Jean-Francois Corty, président de l’ONG Médecins du monde et chercheur associé à l’IRIS : Depuis le cessez-le-feu du 19 janvier à Gaza, on observe une montée en puissance de la violence israélienne en Cisjordanie, avec des modalités opératoires qu'on n'avait pas vues depuis 20 ans. On a noté la présence de chars, notamment dans les camps de réfugiés de Jénine, des bombardements aériens, des tactiques de sièges, des destructions massives de structures essentielles, etc. 44 Palestiniens sont morts et environ 45 000 personnes, venant des camps de plusieurs villes, ont été déplacées en peu de temps.
Il y a aussi une accélération de la dégradation des conditions de vie, de l'accès à différents droits et aux soins des populations qui vivent en Cisjordanie, où il y a déjà une colonisation active depuis 1967. On a noté une augmentation des checkpoints, qui va avec la réduction de la possibilité d’accéder à des centres de santé ou à des hôpitaux.

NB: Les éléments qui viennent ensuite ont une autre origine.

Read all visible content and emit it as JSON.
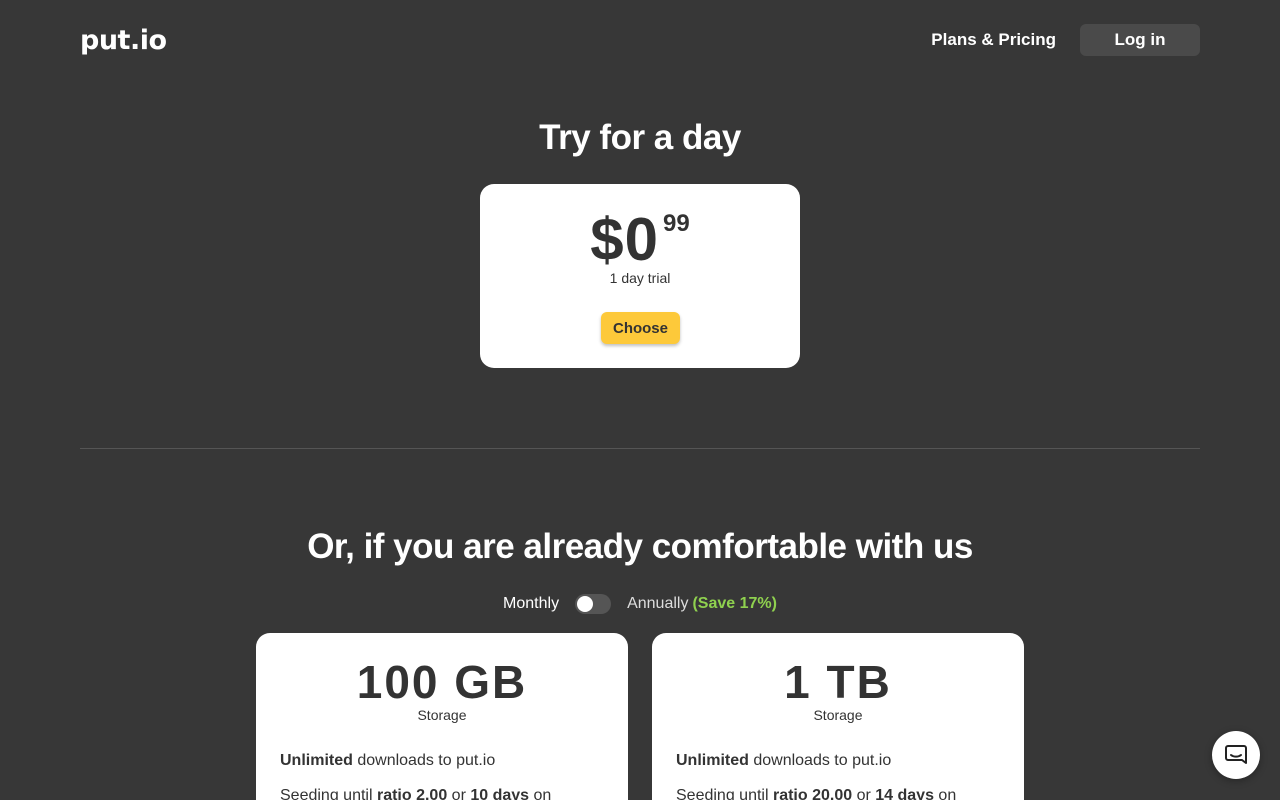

Celui de Jénine a par exemple été encerclé.
Les autorités israéliennes ont annoncé interdire le retour des habitants des camps expulsés. On est sur des pratiques d'expulsion massive, de destruction de lieux de vie, totalement en rupture avec le droit international et le droit international humanitaire. Et rien ne dit qu'il ne va pas y avoir d'autres expulsions.

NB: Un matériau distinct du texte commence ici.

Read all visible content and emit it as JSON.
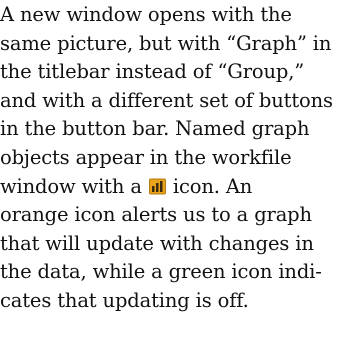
{
  "paragraph": {
    "line_01": "A new window opens with the",
    "line_02": "same picture, but with “Graph” in",
    "line_03": "the titlebar instead of “Group,”",
    "line_04": "and with a different set of buttons",
    "line_05": "in the button bar. Named graph",
    "line_06": "objects appear in the workfile",
    "line_07_before": "window with a",
    "line_07_after": "icon. An",
    "line_08": "orange icon alerts us to a graph",
    "line_09": "that will update with changes in",
    "line_10": "the data, while a green icon indi-",
    "line_11": "cates that updating is off."
  },
  "icons": {
    "inline_icon": "bar-graph-icon",
    "icon_color": "#e8a21c",
    "bar_color": "#3a2a10"
  }
}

Les intentions politiques d'annexion ne sont pas remises en question par les acteurs israéliens ni contestées plus que ça par leurs différents partenaires.
TV5Monde : Comment la situation a-t-elle évolué en Cisjordanie depuis le début de la guerre à Gaza, en octobre 2023 ?
Jean-Francois Corty : Environ 900 Palestiniens sont morts depuis 15 mois. Les Nations Unies ont documenté que 2024 avait été l’une des années les plus violentes à l’encontre des Palestiniens en Cisjordanie depuis longtemps, du fait de l’armée israélienne et des pratiques des colons. On assiste en effet à une accélération de l’occupation militaire, accompagnée par les violences de la part de colons. En 2024, la Cour Internationale de Justice (CIJ) a aussi rappelé que l’annexion de la Cisjordanie était en rupture avec le droit international.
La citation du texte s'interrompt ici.